As can be inferred from the above-described behavior of reactive sites in heterocyclic bases, stacking will hinder a reagent's attack if it is directed at a right angle to the plane of the base. The hindrances will be especially pronounced in reactions where the most fully overlapping reactive sites must be involved. Those sites of bases which are practically not blocked as a result of stacking may react with the corresponding reagents, just as in momomer units but at a slower rate. The reagents attacking a base along the plane of the ring must interact with it at the same rate, irrespective of whether the base forms part of the single-stranded polynueleotide or a monomer unit - a particular nueleotide (with due account, of course, for the polyanionic nature of the polymer). For instance, the rate of reactions at the pyridine nitrogen or carbonyl oxygen, whose orbitals with free electron pairs lie in the plane of the ring, is not affected by stacking.

Ideal Double-Stranded Polynucleotide. Most natural DNAs are double-stranded. Only some viruses have single-stranded DNAs.

In this case, base pairs are stacked to form a helix. The stacking interactions in double-stranded nucleic acids are much stronger than in single-stranded ones. Yet the double-stranded helix is also a dynamic structure. At a point in time, the chains may separate (as a result of breaking hydrogen bonds), and the bases may be turned inside out. How reactive, then, are the bases in double-stranded nucleic acids? Obviously, the reactivity of stacked bases is minimal. Practically no reactions with nucleophilic and electrophilic agents attacking the heterocyclic nucleus at a right angle to the plane of the base are initiated. Only the pyridine nitrogen and carbonyl oxygen atoms are reactive, just as in single-stranded polynucleotides. This applies only to those atoms that are not involved in hydrogen bonding - that is, N7 in A and G as well as C2=0 in T Reactions on the side of the major groove proceed more easily, apparently because of the facilitated approach of the reagent.

However, in spite of their stable secondary structure, high-molecular weight DNAs are partially vulnerable also to reagents attacking bases from a plane perpendicular to that of the heterocyclic nucleus. The primary attack may be aimed at any base which has become vulnerable as a result of fluctuation. The structure of such a segment becomes loose (hydrogen bonding and interplanar interactions are hindered by a new substituent incorporated into the nucleus of the heterocycle). Naturally, looseness of structure renders the neighboring bases vulnerable to attack as well.

Ribonucleic Acids. As has already been mentioned in a previous chapter, the polynucleotide chain of a single-stranded RNA has alternating single- and double-stranded segments. A classical example is tRNA shaped as a cloverleaf folded into an L-shaped tertiary structure. The tRNA portions prone to reagent attack are not involved in its three-dimensional structure.

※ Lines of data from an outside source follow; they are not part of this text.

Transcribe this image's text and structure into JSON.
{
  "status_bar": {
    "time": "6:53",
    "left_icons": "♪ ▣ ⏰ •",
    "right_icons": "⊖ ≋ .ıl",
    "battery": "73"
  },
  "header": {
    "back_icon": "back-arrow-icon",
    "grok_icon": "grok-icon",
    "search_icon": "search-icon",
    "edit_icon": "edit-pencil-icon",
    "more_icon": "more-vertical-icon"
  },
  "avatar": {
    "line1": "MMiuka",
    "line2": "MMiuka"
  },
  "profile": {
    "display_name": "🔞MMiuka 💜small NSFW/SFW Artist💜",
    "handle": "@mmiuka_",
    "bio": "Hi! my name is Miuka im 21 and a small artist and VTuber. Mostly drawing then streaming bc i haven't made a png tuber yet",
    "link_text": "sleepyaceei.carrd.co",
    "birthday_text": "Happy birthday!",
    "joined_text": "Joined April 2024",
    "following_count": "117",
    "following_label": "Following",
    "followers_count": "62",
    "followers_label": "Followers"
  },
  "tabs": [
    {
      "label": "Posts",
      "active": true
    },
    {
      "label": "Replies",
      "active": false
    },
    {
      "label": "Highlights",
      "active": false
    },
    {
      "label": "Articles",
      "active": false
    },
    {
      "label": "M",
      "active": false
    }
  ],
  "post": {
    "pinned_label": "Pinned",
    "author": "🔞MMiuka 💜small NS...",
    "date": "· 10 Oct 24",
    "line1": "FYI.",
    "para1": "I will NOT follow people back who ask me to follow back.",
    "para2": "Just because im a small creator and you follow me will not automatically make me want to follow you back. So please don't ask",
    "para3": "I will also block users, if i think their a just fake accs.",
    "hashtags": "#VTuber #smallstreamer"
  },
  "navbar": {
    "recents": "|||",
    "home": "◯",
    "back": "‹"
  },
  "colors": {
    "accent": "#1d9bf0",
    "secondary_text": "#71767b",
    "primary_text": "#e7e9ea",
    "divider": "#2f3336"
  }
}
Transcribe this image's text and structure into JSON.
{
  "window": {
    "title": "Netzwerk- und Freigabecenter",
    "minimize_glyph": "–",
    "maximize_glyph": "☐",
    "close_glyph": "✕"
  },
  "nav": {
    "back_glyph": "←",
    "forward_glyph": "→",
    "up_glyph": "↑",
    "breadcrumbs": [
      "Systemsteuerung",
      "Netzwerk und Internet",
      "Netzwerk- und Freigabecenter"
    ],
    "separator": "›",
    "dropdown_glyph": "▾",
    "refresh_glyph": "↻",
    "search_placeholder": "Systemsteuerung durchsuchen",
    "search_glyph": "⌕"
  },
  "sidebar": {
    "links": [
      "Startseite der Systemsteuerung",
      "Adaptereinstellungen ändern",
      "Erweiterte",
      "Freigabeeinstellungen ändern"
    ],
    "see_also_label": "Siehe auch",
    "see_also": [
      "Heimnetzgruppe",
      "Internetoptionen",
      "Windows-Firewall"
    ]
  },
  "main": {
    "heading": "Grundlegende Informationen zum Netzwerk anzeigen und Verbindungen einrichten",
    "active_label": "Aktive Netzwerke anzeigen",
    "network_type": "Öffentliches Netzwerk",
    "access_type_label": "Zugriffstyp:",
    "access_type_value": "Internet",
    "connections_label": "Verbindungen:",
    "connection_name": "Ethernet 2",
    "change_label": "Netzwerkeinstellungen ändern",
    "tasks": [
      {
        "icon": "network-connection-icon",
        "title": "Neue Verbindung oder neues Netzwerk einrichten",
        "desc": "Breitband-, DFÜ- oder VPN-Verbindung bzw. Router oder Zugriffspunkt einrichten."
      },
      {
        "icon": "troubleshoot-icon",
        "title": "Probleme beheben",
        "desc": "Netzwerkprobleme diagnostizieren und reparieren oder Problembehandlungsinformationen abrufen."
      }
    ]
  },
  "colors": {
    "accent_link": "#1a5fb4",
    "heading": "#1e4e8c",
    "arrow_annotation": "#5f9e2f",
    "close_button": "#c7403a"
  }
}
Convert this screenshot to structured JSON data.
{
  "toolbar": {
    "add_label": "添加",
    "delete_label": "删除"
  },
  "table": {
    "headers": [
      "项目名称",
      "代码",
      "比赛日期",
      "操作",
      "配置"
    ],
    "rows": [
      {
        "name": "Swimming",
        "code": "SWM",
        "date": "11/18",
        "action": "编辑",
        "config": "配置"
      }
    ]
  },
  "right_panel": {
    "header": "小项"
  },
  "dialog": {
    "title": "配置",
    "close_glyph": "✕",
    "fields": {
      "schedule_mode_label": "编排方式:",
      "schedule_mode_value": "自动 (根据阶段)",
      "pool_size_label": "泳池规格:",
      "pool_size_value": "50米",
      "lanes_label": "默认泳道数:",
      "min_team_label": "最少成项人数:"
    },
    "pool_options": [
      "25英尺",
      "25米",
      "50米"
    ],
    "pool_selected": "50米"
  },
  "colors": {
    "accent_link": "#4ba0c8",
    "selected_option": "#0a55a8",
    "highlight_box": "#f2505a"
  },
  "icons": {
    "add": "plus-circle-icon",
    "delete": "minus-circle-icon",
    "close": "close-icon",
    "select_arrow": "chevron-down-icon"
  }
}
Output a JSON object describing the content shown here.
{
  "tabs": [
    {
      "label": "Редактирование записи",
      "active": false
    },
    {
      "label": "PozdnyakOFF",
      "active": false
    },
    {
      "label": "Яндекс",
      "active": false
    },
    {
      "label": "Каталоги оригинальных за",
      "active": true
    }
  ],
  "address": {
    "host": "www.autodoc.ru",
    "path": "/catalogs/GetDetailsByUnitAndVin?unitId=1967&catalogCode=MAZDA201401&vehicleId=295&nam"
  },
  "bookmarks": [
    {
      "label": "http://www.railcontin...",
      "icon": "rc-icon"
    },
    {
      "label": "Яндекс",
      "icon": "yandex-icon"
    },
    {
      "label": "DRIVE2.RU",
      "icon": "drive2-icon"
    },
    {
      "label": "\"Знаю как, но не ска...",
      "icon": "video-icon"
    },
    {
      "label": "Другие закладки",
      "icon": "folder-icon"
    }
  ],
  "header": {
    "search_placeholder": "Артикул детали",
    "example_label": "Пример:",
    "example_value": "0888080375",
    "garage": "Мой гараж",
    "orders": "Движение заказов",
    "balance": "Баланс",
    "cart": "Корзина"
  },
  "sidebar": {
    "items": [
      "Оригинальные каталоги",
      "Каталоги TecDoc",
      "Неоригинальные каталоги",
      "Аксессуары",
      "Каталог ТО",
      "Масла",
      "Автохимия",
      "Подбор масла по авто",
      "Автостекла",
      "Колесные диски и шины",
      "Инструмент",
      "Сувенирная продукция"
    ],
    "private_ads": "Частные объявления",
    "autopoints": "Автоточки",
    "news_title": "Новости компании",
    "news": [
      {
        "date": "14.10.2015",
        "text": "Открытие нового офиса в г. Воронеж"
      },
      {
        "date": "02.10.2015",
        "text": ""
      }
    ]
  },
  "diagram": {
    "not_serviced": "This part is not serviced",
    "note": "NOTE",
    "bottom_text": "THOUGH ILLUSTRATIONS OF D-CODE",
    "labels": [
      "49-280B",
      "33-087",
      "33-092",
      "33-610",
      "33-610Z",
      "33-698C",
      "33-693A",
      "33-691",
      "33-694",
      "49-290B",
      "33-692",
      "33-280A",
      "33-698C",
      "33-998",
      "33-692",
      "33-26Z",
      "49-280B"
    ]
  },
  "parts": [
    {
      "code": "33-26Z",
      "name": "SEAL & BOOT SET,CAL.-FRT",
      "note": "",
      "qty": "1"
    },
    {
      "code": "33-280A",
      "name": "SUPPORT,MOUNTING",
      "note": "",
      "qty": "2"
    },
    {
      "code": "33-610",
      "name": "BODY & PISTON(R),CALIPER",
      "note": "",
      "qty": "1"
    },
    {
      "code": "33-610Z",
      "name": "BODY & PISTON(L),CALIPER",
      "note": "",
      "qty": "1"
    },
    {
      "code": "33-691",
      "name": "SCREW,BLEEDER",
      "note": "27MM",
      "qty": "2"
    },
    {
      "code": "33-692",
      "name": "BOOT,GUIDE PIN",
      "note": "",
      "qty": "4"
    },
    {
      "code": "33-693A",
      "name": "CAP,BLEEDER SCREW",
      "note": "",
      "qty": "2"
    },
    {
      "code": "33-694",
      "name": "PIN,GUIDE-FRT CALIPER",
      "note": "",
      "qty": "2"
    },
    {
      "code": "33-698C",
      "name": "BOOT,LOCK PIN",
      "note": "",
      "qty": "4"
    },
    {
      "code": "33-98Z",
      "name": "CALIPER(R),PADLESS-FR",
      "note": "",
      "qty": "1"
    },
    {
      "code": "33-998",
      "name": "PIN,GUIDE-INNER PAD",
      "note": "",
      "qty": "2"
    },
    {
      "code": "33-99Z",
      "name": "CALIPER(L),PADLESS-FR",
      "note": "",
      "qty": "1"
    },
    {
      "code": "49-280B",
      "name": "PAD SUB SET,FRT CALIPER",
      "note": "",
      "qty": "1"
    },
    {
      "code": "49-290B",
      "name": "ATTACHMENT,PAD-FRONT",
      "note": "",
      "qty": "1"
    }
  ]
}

Consequently, knowing the reactivity of a polynucleotide, one can distinguish those segments of its polymer chain which take part in formation of the secondary or tertiary structures, as well as segments and individual nucleotides of the RNA molecule not involved in intramolecular interactions. This principle underlies studies into the three-dimensional structure of nucleic acids by the chemical modification method.